As for pictures, everyone is welcome to attach some more, but in order to avoid this page being a sort of duplicate of the "Belianské Tatry", let's try to attach significant pictures which show Ždiarska Vidla without Havran, or having Ždiarska Vidla clearly as a main object of the picture.
The peaks stands in an area of Slovakia close to the Polish border, and on the northern hillside of the Tatras. In consequence, paradoxally, this region is better accessible from Poland.
- From Slovakia, one must follow the road all around the Tatras (via Ždiar), until Podspády, or Javorina depending on the trailhead. The best place to park in Javorina is in front of the post office (free and ssafe car park, where hikers usually leave cars overnight)
- From Poland and Cracow, it is reached very conveniently, much better than through Zakopane, using the shortcut of the Jurgów-Podspády border.
Agrandir le plan
Red tapeAs mentionned in the overview, the top lies in an area not connected to trails, then forbidden without a guide.
The rules of the Tatras National Park are subject to a passionate debate, as many would like to get rid of them in order to bag such peaks. A lot of people deliberately choose to ignore them. If you get caught, your sentence may vary according to the situation, the way you behave, also your equipment (safety is one of the reasons to be of these rules).
The biggest threat to the nature of the Tatras, and the main issue with safety is mass tourism: unprepared people, talking loud, leaving rubbish, etc etc.
One of the goals of these restrictions is also not to show the "bad example", especially during the high season.
To conclude, Going to Ždiarska Vidla is your choice, and if you read this, there are good chances you have already decided to go. The aim is not to encourage breaking the rule, but do it as a responsible mountaineer. Don't leave any trace of your passage, don't be noisy, don't force the animals you meet to turn back when they notice you.
Go as early as possible in the morning, to reduce your own chances to be fined, but above all to avoid other people possibly following you to choose going oftrails too. Go also out of the season and during the weekdays. Don't go as a large group of people.
In some publications, and despite the area is closed, few routes to Ždiarska Vidla are accurately detailled.
One of them is in the the excellent book "Nieznane Tatry II" by Leszek Jackiewicz (in Polish).
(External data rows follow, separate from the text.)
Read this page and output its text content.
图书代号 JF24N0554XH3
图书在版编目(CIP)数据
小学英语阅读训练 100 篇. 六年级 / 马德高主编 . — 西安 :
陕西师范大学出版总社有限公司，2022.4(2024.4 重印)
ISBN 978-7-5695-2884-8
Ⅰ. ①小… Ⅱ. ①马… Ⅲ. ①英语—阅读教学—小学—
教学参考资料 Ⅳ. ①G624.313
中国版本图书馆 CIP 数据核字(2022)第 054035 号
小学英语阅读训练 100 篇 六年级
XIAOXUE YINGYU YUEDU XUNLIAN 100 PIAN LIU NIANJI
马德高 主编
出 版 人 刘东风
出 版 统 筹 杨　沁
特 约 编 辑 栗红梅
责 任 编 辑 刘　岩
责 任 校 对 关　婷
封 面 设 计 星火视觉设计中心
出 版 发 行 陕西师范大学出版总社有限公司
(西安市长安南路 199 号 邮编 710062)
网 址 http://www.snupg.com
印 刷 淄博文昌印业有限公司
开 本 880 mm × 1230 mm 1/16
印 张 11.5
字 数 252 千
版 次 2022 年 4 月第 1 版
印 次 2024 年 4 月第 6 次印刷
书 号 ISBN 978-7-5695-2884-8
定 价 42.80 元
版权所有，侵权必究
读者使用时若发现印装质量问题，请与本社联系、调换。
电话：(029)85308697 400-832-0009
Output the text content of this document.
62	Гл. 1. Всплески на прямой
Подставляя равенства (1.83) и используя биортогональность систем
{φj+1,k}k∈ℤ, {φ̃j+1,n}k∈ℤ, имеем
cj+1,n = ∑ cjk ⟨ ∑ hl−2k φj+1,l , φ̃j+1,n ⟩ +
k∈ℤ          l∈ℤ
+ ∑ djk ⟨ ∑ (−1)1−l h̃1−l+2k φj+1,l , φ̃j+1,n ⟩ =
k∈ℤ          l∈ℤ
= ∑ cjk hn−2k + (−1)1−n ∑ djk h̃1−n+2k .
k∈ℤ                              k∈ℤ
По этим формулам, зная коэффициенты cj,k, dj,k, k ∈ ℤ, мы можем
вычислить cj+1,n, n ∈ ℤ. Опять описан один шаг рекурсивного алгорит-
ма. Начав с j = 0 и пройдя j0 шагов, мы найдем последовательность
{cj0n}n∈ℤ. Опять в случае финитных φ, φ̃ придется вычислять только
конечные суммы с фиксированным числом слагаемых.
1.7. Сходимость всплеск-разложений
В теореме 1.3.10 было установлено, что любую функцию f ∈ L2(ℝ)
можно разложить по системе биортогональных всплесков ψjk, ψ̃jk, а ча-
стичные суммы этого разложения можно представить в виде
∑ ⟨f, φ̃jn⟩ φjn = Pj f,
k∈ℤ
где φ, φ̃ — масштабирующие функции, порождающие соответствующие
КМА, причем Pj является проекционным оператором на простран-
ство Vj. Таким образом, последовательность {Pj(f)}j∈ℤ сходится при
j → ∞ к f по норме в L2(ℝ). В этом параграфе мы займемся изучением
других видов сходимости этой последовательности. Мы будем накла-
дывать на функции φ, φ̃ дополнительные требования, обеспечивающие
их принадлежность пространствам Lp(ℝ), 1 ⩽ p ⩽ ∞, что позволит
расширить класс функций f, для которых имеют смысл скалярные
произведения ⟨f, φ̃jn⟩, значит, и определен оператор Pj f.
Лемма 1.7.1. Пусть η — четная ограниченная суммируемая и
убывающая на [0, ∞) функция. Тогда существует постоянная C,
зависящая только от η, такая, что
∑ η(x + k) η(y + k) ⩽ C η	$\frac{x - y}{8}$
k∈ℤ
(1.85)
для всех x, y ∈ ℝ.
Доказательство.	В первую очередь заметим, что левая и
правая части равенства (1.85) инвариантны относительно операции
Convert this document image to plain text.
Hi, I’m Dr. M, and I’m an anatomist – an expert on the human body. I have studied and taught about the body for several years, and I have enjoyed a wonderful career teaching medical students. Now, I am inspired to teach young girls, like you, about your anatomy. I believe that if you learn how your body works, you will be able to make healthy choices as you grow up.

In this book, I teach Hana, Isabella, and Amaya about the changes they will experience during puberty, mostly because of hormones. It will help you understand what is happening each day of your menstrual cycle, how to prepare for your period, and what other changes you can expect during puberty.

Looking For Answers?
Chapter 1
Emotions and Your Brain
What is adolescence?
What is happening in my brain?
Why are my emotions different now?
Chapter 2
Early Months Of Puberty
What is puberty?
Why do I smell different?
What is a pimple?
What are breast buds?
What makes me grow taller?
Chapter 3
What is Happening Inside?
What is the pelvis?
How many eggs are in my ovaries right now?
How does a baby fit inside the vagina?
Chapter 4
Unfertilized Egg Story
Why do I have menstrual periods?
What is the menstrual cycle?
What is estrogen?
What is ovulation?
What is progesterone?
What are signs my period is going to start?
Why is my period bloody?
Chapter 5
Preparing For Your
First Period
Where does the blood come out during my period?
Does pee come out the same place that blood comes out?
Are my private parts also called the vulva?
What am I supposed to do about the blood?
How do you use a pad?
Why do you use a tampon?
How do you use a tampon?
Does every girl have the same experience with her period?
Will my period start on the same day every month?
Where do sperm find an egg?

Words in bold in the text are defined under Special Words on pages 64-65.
There used to be an official trail starting from Široké Sedlo, nowadays closed. There are ongoing efforts in order to reopen it. This trail used to continue to Havran, involving difficult scrambles.
Additionally, having a look at this picture in Wikipedia, it looks like many other ways to reach Ždiarska Vidla exist in Javorová Dolina, in particular one following the hollow from the pass Tristarské sedlo (between Havran and Ždiarska Vidla), obviously an avalanche corrie, without trees.
Some routes probably exist from Ždiar, probably also involving scrambles.
Click here to visualize the same routes on the Slovak VKU maps (Firefox, Chrome and Opera only)
Wild camping is already forbidden in the TANAP national park, so we can forget about the White Tatras. Additionally, this would be risky as the area hosts a lot of bears.
There is only one mountain hut in the neighbourhood, Chata Plesnivec, on the green-marked trail of the valley Dolina Siedmych Prameňov. The cottage "Pod Muranom" in Javorová Dolina is not open to hikers, however one can knock on the door in case of emergency.
Otherwise there is a handful of accomodations in Ždiar, the most practical of them being perhaps the beautiful Pension Liptak on the green-marked trail of the valley Dolina Monkova.
Closer to the trailheads, Podspády has one hotel (no website), but Jurgów on the polish side has more, like here.
In Javorina, there is one flat to rent.